Bonnes nouvelles: Vous ne devenez pas moins rationnel pendant votre période

Bonnes nouvelles: Vous ne devenez pas moins rationnel pendant votre période

Le droit D'ACCOMPLIR ses RÊVES ! - Hubert Mansion (Juin 2019).

Anonim

Tout le monde qui a déjà eu une période l'a déjà entendu: «Vous n'êtes pas vraiment contrarié; c'est juste ta période. «Une femme (ou une personne qui ne reconnaît pas les femmes qui a ses règles) n'a même pas besoin d'avoir une période pour entendre les objections des autres qu'elles sont irrationnelles ou ne pensent pas autrement.

Que ce soit avec une autre personne ou un ami, ou si vous travaillez simplement en tant que journaliste et candidat à la présidence qui n'aime pas les questions difficiles, vous devez avoir "du sang qui sort de [votre] »(comme l'a fait l'année dernière le candidat présidentiel à l'époque, Trump, Megyn Kelly), les femmes sont inondées du stéréotype selon lequel avoir ses règles signifie qu'on ne peut pas penser directement. Bien sûr, tout cela est un stéréotype, et non enraciné dans la science. Et maintenant, nous avons des preuves.

Une nouvelle étude publiée dans la revue Frontiers in Behavioral Neuroscience démontre que les femmes ne voient pas de changements constants dans leur capacité à prendre des décisions ou des tâches multiples pendant leurs règles. L'étude a été menée par plusieurs universités d'Europe occidentale et a examiné les données de 68 femmes pendant deux cycles menstruels.

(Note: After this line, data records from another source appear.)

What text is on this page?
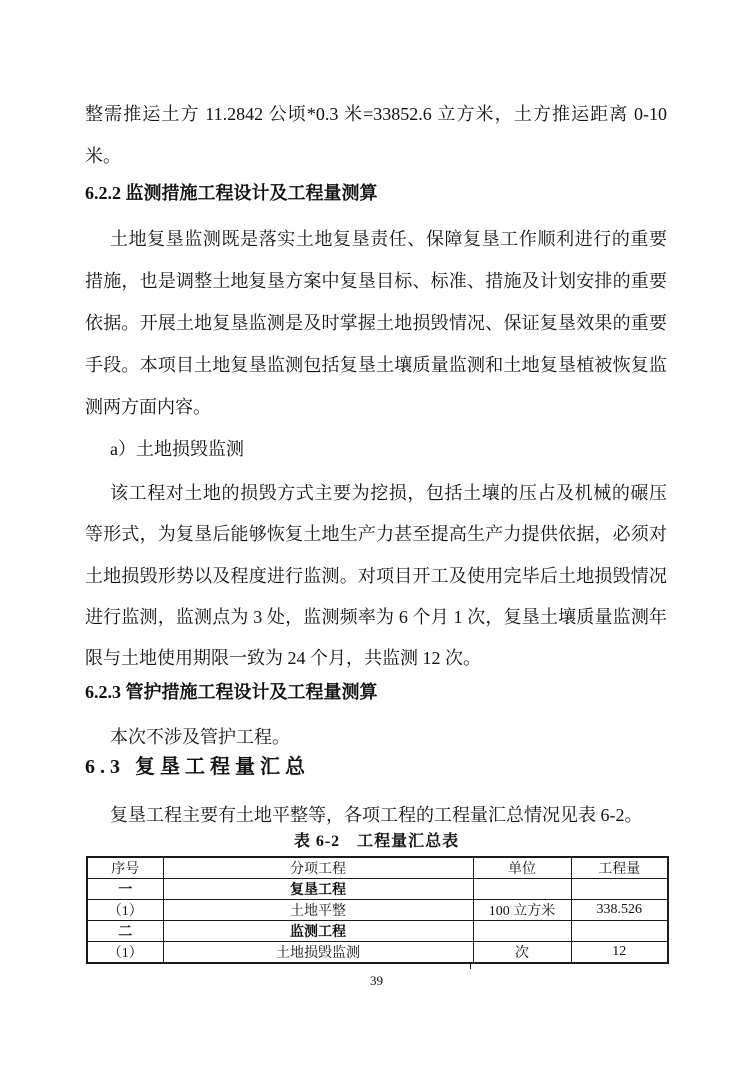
整需推运土方 11.2842 公顷*0.3 米=33852.6 立方米，土方推运距离 0-10
米。
6.2.2 监测措施工程设计及工程量测算
土地复垦监测既是落实土地复垦责任、保障复垦工作顺利进行的重要
措施，也是调整土地复垦方案中复垦目标、标准、措施及计划安排的重要
依据。开展土地复垦监测是及时掌握土地损毁情况、保证复垦效果的重要
手段。本项目土地复垦监测包括复垦土壤质量监测和土地复垦植被恢复监
测两方面内容。
a）土地损毁监测
该工程对土地的损毁方式主要为挖损，包括土壤的压占及机械的碾压
等形式，为复垦后能够恢复土地生产力甚至提高生产力提供依据，必须对
土地损毁形势以及程度进行监测。对项目开工及使用完毕后土地损毁情况
进行监测，监测点为 3 处，监测频率为 6 个月 1 次，复垦土壤质量监测年
限与土地使用期限一致为 24 个月，共监测 12 次。
6.2.3 管护措施工程设计及工程量测算
本次不涉及管护工程。
6.3 复垦工程量汇总
复垦工程主要有土地平整等，各项工程的工程量汇总情况见表 6-2。
表 6-2　工程量汇总表
序号	分项工程	单位	工程量
一	复垦工程		
（1）	土地平整	100 立方米	338.526
二	监测工程		
（1）	土地损毁监测	次	12
39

Les scientifiques ont suivi le biais cognitif, la mémoire de travail et la capacité de faire attention à deux choses simultanément. D'un bout à l'autre du tableau, les femmes participant à l'étude n'ont pas toujours eu de difficultés à traverser l'une ou l'autre de ces zones alors qu'elles étaient menstruées par rapport à celles où elles n'étaient pas sur leurs règles.

Mais il y a un côté un peu déprimant: des stéréotypes erronés sur la façon dont les femmes fonctionnent pendant leurs règles peuvent nuire à la capacité de la femme à se concentrer en elle-même.

Une étude indépendante publiée en 2012 par la revue Sex Roles a révélé que les femmes qui remplissaient un questionnaire d'historique menstruel avant de passer un test mathématique et un test Stroop (un test qui évalue le temps de réponse) pire que ceux qui n'ont pas lu d'informations sur les périodes avant les tests.

Les résultats suggèrent que le simple fait de se rappeler des périodes, qui sont très stigmatisantes pour les femmes à travers le monde, a rendu les femmes plus mauvaises. En d'autres termes, le stéréotype change la façon dont les femmes voient leurs propres capacités.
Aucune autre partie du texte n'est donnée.